Após a invasão da Ucrânia, países contrários a Moscou, um importante exportador de energia, procuraram diversificar suas fontes, pedindo a Riad que aumente a produção de petróleo para deter a dependência do gás russo. A Arábia Saudita, entretanto, resiste à pressão, argumentando seguir à risca os compromissos assumidos com a Opep+ (Organização dos Países Exportadores de Petróleo), liderada junto ao Kremlin.

Olivier Véran, porta-voz do governo francês, minimizou as preocupações das ONGs em torno da visita, dizendo que Macron não deixaria de lado os valores de seu país em conversas com o líder saudita, mas que eles "seriam retidos enquanto o governo trabalha para garantir petróleo para o mundo inteiro".

Fontes no Eliseu afirmam que o presidente francês abordará a questão dos direitos humanos com o príncipe, "como sempre faz com Mohammed bin Salman". De acordo com um de seus assessores, Macron "falará [sobre o tema] de maneira geral, mas aproveitará a chance para levantar casos individuais".

O discurso é semelhante ao de Biden, que disse ter confrontado o saudita em reunião que os dois tiveram em Jidá. "Eu disse muito francamente que um presidente americano ficar em silêncio sobre uma questão de direitos humanos é inconsistente com quem somos e com quem sou eu", afirmou o americano.

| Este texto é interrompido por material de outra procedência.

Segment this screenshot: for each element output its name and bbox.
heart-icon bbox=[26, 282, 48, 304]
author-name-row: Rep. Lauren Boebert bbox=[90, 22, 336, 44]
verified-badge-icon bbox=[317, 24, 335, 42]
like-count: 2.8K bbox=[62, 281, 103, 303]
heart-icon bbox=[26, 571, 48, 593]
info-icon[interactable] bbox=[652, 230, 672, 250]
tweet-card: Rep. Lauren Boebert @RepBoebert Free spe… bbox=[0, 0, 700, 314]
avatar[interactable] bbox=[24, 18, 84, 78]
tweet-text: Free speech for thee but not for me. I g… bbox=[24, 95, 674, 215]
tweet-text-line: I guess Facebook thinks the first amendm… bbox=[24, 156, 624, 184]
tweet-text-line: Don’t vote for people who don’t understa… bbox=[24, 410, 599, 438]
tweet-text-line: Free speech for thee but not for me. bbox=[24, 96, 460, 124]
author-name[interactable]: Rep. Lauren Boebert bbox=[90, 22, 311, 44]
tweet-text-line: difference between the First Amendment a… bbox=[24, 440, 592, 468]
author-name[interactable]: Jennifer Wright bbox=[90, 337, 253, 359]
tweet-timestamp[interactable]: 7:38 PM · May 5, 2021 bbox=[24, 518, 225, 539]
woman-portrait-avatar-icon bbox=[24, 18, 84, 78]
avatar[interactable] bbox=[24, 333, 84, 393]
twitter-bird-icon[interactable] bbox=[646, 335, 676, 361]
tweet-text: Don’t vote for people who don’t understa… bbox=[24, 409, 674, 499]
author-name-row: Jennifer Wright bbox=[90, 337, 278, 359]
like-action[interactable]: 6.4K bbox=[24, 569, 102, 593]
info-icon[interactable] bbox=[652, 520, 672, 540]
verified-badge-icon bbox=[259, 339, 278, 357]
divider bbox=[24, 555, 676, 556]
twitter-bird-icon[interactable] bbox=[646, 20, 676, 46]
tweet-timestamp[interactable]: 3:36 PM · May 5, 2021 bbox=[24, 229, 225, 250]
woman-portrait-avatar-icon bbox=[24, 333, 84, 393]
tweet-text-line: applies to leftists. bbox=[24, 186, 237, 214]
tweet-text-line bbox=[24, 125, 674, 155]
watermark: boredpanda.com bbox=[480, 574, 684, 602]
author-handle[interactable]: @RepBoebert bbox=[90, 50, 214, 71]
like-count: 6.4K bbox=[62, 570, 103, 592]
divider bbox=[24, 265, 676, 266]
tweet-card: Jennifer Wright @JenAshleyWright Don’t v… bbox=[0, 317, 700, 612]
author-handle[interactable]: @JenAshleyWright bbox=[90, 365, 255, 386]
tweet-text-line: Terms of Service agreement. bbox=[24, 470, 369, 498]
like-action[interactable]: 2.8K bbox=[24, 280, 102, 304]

O assassinato de Khashoggi, colunista do jornal americano The Washington Post, no consulado saudita em Istambul provocou furor internacional. A inteligência dos EUA concluiu que MbS havia aprovado diretamente o assassinato —o príncipe nega qualquer participação no crime.

As organizações Democracy for the Arab World Now, Open Society Justice Initiative e Trial disseram nesta quinta ter apresentado uma nova queixa para pedir às autoridades francesas a abertura de uma investigação sobre o caso. A ONU considerou o episódio um "assassinato extrajudicial pelo qual a Arábia Saudita é a responsável".

"A visita de MbS à França ou a de Biden à Arábia Saudita não muda o fato de que ele é um assassino", disse Callamard, que também foi relatora especial da ONU e investigou o crime.

Macron, que em dezembro visitou a Arábia Saudita, disse que o país é importante demais para ser ignorado no cenário internacional.

O príncipe saudita, que iniciou sua turnê pela Grécia na terça-feira, chegou a Paris na noite de quarta e foi recebido pelo ministro da Economia, Bruno Le Maire. Callamard denunciou um duplo padrão com a recepção, pois, lembrou ela, muitos líderes expressaram condenação ao assassinato e se comprometeram a não integrar MbS à comunidade internacional.

O brasileiro Jair Bolsonaro (PL), que foi a Riad em 2019, tenta viabilizar uma visita de MbS a Brasília. Os planos de viagem já foram suspensos ao menos duas vezes.